JEUNESSE, SANTÉ ET BONHEUR

La bouche devient symbole de jeunesse, de santé et de bonheur. "Dans mes premières années de pratique, poursuit Marc-Gérald Choukroun, la consultation en orthodontie était motivée par des problèmes fonctionnels, aujourd’hui les patients réclament des dents alignées". Un sondage publié en 2015 sur le site de la fédération française d’orthodontie montre que 35 % des français portent ou ont porté un appareil dentaire pour avoir "des dents joliment alignées", plutôt que "d’améliorer la mastication" ou de "soulager les douleurs dentaires". Pour Ruben Monsonego, chirurgien-dentiste à Nice, la pandémie de Covid a suscité un regain d’intérêt pour l’orthodontie à visée esthétique car il est plus discret de suivre un traitement de la sorte quand on porte un masque. Si l’orthodontie est la discipline incontournable pour corriger un décalage de la mâchoire, des positionnements disgracieux des dents, l’omnipratique n’échappe pas à l’essor de l’esthétique.

UNE PALETTE THÉRAPEUTIQUE TRÈS LARGE

"Depuis cinq ans, dans mon cabinet, la demande esthétique augmente que ce soit chez les femmes de 50-65 ans ou les plus jeunes", constate Marianne Franchi, chirurgien-dentiste à Puilboreau (Charente-Maritime). De son côté, Marie Clément, chirurgien-dentiste à Lyon, a ouvert il y a six ans un cabinet dédié à l’esthétique qui ne désemplit pas. Elle propose une prise en charge personnalisée avec une large palette thérapeutique : éclaircissement, composites stratifiés, traitement des taches de l’émail à l’aide de l’érosion infiltration, facettes en céramique et traitement de l’érosion dentaire avancée à l’aide d’une dentisterie adhésive et conservatrice. "Pour réaliser un travail de qualité et de précision, je travaille avec des prothésistes passionnés et qualifiés dans ce domaine et je réalise des simulations numériques du sourire de mes patients avec le Digital Smile Design (DSD)", explique la praticienne. "Je donne régulièrement des formations à ce sujet.

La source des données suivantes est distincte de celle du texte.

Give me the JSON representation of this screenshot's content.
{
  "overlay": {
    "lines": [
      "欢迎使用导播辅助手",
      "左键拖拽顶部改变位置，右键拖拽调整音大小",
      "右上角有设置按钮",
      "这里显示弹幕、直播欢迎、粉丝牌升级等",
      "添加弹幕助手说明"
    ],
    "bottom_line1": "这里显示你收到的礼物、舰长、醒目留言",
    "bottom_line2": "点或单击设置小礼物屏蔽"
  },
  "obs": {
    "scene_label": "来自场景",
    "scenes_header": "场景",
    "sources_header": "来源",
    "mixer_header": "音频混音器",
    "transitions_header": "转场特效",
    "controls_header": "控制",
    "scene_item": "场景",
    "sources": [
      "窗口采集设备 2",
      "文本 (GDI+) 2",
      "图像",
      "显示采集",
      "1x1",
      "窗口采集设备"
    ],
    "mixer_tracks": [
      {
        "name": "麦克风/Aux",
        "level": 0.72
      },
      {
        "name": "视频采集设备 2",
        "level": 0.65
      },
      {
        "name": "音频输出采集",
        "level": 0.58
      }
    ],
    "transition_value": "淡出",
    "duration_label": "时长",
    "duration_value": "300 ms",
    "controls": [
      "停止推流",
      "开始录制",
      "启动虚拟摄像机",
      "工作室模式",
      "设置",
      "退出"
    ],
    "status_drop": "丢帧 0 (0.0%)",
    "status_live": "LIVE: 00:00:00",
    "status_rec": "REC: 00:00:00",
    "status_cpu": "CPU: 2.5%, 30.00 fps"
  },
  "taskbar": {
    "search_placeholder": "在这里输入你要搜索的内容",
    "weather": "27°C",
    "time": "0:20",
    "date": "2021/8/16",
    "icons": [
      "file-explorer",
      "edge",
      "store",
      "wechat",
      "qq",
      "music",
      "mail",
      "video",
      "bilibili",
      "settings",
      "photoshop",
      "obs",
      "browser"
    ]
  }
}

C’est juste une méthodologie à apprendre."

PLAIDOYER POUR LE NATUREL

À force de vouloir atteindre un certain idéal de beauté, toutes les bouches se ressembleront-elles demain ? "Sûrement pas, répond Marie Clément. Je ne recherche pas la symétrie parfaite mais le sourire le plus naturel."

Écouter la demande du patient, observer, échanger c’est essentiel. L’incisive qui a une légère rotation, une mâchoire en avant, ou un diastème, c’est parfois un élément qui apporte une particularité, un dynamisme à un visage. Comme un joli grain de beauté sur la joue. "Certaines caractéristiques physiques sont la résultante d'une prédisposition génétique qui nous impose une certaine prudence au moment de préparer le plan de traitement, renchérit Ruben Monsonego. Quand je reçois mon patient, je l’installe au fauteuil avec un miroir et je lui dis : "Regardez votre sourire, dites-moi ce qui vous plaît, ce que vous attendez de moi."

Corriger un défaut, réparer des dents abîmées, ce n’est pas rien. "Intervenir sur le corps, c’est changer l’angle de son rapport au monde", fait remarquer le sociologue David Le Breton, (sociologue, professeur à l’Université de Strasbourg, spécialiste du rapport de l’être humain au corps). Il vient d’écrire un ouvrage intitulé "Sourire, anthropologie de l’énigmatique" dont la publication est prévue en mars 2022 aux Éditions Métailié, collection Traversées. Déjà paru en 2018 : "Rire, une anthropologie du rieur." Ruben Monsonego se souvient avoir reçu Sarah, une adolescente renfermée, mutique et négligée qui avaient huit caries et un diastème qui la complexait. Au fil des séances, je l’ai vu littéralement s’affirmer, se transformer physiquement, elle venait coiffée et soignée dans son habillement." "Dernièrement, témoigne de son côté Marianne Franchi, j’ai fait un gros travail de restauration chez un homme dont les deux-tiers des dents étaient usées par le bruxisme. J’ai posé des prothèses et des "table tops", ce sont des fines pellicules de céramique que l’on colle sur la face occlusale des dents, pour augmenter leur dimension verticale. Il était hyper content de pouvoir à nouveau sourire".  Pour les praticiens, c’est la récompense du travail accompli.